The DOH says that in Hawaii, cooked rice is often the cause of food borne illnesses. This is because of the cultural popularity of rice, spam musubi, chili and rice, and other such favorites. A simple rule to follow when picnicking is that hot foods should stay hot, and cold foods should stay cold. All food should remain covered to avoid contact with insects.

Another important safety measure to prevent food borne illness is to keep raw meats and their juices and cooked meats separated at all times. Containers used for raw meats should not be used to store cooked meats before they are washed. All utensils and surfaces used for cooking should be kept separated and never used for serving before being washed.

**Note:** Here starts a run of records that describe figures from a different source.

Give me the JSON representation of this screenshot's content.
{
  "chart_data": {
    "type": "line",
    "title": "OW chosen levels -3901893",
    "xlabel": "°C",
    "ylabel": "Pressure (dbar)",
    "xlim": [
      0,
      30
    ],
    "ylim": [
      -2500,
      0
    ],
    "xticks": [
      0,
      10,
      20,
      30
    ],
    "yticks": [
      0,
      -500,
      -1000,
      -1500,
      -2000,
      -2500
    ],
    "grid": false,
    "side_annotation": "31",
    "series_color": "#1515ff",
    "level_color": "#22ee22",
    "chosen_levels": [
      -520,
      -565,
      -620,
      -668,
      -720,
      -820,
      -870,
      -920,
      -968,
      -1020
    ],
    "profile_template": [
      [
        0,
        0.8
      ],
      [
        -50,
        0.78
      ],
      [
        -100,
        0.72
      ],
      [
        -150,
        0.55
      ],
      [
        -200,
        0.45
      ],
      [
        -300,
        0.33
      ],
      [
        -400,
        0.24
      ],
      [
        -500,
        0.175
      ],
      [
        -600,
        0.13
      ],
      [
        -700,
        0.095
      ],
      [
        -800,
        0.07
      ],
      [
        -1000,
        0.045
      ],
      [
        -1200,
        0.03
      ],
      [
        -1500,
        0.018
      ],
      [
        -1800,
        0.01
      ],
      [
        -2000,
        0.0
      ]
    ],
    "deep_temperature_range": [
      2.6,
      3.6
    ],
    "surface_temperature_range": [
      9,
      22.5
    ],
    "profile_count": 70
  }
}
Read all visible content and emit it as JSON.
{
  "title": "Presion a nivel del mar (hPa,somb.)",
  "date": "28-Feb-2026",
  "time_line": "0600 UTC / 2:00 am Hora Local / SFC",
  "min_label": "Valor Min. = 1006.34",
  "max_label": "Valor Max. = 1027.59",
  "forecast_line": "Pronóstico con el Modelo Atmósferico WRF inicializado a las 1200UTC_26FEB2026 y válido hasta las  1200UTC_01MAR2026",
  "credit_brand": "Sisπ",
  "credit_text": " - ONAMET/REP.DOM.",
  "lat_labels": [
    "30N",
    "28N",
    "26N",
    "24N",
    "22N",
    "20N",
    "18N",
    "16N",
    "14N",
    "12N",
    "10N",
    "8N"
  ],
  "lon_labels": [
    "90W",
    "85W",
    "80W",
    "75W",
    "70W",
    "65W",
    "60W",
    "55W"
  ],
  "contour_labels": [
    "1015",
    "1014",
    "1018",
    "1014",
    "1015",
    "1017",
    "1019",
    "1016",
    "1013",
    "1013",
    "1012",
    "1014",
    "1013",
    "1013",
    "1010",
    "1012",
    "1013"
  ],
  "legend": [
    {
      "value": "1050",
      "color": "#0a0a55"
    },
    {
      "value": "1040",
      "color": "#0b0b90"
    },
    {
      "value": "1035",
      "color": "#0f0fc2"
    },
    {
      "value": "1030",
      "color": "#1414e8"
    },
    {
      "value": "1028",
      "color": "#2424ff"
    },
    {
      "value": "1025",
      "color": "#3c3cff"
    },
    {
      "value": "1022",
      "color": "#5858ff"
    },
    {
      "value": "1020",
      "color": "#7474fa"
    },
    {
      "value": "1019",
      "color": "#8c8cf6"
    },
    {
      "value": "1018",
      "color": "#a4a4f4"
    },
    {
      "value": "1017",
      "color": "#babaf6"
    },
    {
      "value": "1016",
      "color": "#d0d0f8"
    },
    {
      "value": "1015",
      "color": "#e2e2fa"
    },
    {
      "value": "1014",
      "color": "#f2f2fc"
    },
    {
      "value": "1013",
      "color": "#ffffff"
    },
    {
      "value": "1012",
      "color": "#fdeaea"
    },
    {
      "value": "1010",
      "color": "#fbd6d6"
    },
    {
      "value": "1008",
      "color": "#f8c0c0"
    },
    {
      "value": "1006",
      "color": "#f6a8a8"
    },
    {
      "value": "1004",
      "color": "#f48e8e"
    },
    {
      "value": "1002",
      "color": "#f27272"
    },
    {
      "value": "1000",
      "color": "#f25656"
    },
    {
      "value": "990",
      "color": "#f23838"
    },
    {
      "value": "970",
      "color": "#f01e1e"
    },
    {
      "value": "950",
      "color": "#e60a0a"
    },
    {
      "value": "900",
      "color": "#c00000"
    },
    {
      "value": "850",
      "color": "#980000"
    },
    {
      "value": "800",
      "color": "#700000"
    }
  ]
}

Obviously, it is important to wash your hands before and after handling any food. If no water is available, hygienic towelettes and hand wipes should be used. Food should never sit out for more than one hour when the temperature is above 90 degrees, something that is not unusual at a beach picnic or barbeque in Hawaii. Perishable foods that are left out for more than two hours at room temperature should be discarded after two hours.

All fruits and vegetables should be thoroughly washed, even packed items marked “washed” or “ready to eat”.

The most common food borne pathogens that cause illness is Campylobacter, which was identified in 578 food borne illness cases in 2009. This bacteria is most commonly found in undercooked chicken, and foods contaminated with the juices of uncooked chicken. As chicken is such a popular barbeque choice in Hawaii, residents and visitors should take special care when including it.

Symptoms of food borne illness include nausea, vomiting, diarrhea, and stomach cramps. Consult a physician if symptoms persist.